M comme Mélancolie (et subjectivité moderne)

Depuis la théorie grecque, philosophique et médicale, des « humeurs », reprise et étendue à la Renaissance, – la mélan-cholè était la « bile noire » –, la mélancolie est devenue le nom d’une expérience clef de la psychè occidentale : acedia de saint Thomas, Melencolia de Dürer, poésie mélancolique des ruines chez Diderot, mélancolie romantique de Musset et de Nerval, spleen baudelairien, poèmes « saturniens » de Verlaine, mélancolie et névrose narcissique chez Freud, « nausée » du Roquentin de Sartre (Melancholia était le premier titre du roman)…

                                                         

L’erreur serait cependant de conclure à une éternité de Saturne, l’astre de la  mélancolie. Contrairement à une idée répandue ou reçue (encore accréditée par une récente exposition-spectacle sur ce thème, au Grand-palais), la mélancolie n’est pas un archétype. Au contraire, tout en demeurant un transcendantal, la mélancolie est historicité ; elle est même l’affaire d’un destin historique, celle de la subjectivité moderne, telle qu’elle se construit à partir du XVIe siècle, dans l’horizon du christianisme. Destin historique qui engage un certain rapport au temps et à l’histoire, et même une interprétation du temps.
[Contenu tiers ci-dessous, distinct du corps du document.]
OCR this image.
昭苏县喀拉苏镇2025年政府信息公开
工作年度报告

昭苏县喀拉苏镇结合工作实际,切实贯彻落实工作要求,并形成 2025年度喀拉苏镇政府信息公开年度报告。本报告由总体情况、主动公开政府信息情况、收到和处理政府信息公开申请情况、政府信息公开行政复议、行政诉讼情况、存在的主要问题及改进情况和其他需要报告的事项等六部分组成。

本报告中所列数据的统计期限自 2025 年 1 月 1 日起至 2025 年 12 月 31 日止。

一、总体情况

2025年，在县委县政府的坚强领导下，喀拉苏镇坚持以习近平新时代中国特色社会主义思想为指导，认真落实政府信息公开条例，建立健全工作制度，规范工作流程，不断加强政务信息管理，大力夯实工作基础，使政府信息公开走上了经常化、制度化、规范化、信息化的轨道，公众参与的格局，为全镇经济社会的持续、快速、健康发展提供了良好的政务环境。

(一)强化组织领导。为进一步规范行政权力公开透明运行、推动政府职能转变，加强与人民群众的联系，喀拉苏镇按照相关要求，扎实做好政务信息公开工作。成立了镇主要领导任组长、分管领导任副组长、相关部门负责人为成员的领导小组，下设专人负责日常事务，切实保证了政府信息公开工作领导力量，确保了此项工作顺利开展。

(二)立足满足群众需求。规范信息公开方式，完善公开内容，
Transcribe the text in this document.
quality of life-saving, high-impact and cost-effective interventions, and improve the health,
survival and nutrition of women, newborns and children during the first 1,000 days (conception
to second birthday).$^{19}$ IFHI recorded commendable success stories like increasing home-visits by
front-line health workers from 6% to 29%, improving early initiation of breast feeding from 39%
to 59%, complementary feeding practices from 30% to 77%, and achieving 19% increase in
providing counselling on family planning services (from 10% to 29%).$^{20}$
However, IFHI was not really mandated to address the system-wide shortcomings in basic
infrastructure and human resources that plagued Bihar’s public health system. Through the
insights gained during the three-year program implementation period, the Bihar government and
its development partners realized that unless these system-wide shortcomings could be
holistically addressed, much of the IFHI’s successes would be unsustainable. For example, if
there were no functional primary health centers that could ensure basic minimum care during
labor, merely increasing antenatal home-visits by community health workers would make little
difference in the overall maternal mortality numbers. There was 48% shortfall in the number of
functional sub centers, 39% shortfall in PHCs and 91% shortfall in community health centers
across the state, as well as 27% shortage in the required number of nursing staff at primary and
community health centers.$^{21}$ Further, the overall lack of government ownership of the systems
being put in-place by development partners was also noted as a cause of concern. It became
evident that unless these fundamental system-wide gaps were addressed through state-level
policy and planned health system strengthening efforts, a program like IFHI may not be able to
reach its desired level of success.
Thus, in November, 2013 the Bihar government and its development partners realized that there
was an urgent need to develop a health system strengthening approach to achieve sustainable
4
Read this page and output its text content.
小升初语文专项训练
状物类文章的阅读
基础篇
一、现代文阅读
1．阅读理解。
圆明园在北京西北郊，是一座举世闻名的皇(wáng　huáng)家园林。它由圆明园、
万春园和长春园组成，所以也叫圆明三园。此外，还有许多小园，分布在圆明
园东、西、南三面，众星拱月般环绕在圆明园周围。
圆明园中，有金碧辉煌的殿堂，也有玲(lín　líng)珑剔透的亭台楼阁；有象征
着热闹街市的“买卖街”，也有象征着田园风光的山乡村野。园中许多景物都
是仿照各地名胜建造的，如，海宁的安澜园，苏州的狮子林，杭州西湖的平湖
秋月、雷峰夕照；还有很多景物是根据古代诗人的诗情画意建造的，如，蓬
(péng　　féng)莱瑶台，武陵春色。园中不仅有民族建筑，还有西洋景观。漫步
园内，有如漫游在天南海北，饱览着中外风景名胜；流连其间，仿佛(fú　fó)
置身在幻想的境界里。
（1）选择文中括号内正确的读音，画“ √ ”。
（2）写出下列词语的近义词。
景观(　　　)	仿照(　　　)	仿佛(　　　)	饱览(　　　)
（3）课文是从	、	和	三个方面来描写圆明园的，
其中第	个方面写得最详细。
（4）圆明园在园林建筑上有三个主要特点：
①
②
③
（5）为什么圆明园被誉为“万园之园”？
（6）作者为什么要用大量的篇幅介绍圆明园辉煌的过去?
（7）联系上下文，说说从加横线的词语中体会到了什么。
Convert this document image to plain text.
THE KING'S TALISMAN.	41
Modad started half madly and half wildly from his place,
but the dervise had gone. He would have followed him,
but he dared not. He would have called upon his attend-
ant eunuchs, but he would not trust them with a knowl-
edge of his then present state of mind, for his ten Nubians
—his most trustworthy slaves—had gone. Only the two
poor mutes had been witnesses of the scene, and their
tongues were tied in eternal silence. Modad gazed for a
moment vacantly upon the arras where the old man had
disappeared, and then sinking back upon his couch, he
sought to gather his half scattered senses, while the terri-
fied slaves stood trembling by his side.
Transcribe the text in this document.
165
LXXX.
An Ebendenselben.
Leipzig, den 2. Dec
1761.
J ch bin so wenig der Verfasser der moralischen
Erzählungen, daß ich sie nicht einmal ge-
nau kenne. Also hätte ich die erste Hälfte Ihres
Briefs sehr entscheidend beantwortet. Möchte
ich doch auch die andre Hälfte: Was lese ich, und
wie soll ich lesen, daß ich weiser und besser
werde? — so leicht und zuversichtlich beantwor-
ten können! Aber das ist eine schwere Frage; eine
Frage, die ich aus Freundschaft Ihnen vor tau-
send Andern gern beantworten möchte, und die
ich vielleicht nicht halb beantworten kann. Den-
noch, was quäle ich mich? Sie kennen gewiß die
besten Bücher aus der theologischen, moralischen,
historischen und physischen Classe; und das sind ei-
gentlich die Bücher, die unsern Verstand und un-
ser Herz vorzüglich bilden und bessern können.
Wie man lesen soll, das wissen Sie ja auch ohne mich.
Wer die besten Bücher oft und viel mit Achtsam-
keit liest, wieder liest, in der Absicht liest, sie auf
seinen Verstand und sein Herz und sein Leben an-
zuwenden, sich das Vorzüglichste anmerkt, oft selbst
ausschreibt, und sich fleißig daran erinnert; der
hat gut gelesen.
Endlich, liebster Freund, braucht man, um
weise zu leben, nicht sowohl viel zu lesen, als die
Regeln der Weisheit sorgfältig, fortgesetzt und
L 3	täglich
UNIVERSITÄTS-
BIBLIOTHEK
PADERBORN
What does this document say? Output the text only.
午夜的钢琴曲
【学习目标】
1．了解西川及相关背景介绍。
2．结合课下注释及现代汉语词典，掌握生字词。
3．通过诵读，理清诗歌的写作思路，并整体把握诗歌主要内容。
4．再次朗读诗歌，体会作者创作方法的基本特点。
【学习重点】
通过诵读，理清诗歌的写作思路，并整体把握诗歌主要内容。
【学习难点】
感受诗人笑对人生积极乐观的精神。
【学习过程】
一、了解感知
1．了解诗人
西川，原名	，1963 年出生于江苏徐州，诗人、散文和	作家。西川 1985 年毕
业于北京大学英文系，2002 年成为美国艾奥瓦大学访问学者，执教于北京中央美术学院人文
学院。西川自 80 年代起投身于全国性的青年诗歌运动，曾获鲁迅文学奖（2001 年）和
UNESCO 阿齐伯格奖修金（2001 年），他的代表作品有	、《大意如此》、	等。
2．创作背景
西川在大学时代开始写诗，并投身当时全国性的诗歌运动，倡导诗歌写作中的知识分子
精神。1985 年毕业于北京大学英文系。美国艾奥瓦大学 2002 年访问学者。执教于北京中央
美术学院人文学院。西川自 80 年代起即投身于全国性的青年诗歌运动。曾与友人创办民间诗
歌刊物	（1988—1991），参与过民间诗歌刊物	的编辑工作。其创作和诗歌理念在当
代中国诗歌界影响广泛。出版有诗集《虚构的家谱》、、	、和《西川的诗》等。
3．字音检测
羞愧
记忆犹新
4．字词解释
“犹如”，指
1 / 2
          Aussi bien, la mélancolie ne caractérise pas seulement une pathologie individuelle, mais bien une culture, où se lient l’individuel et le collectif. Elle est même une « maladie de culture », culture dont elle est la face sombre et dont elle peut révéler la paradoxale « barbarie ».

C’est dans le cadre du christianisme occidental, en effet, que la mélancolie a pu devenir cette melancolia heroïca qu’évoque W. Benjamin dans Le Drame baroque allemand. Elle naît de l’idée de la Chute, de la chute de l’homme dans le temps et dans l’histoire ; elle s’envisage sur le fond d’une catastrophe radicale dont elle est la fascination prophétique. À la Renaissance (1514), s’appuyant sur des théories et des codes antérieurs qu’elle dépasse, la célèbre gravure de Dürer, Melencolia, en ses multiples versions, organise de manière fondatrice et complexe signification de cette mélancolie des Temps modernes.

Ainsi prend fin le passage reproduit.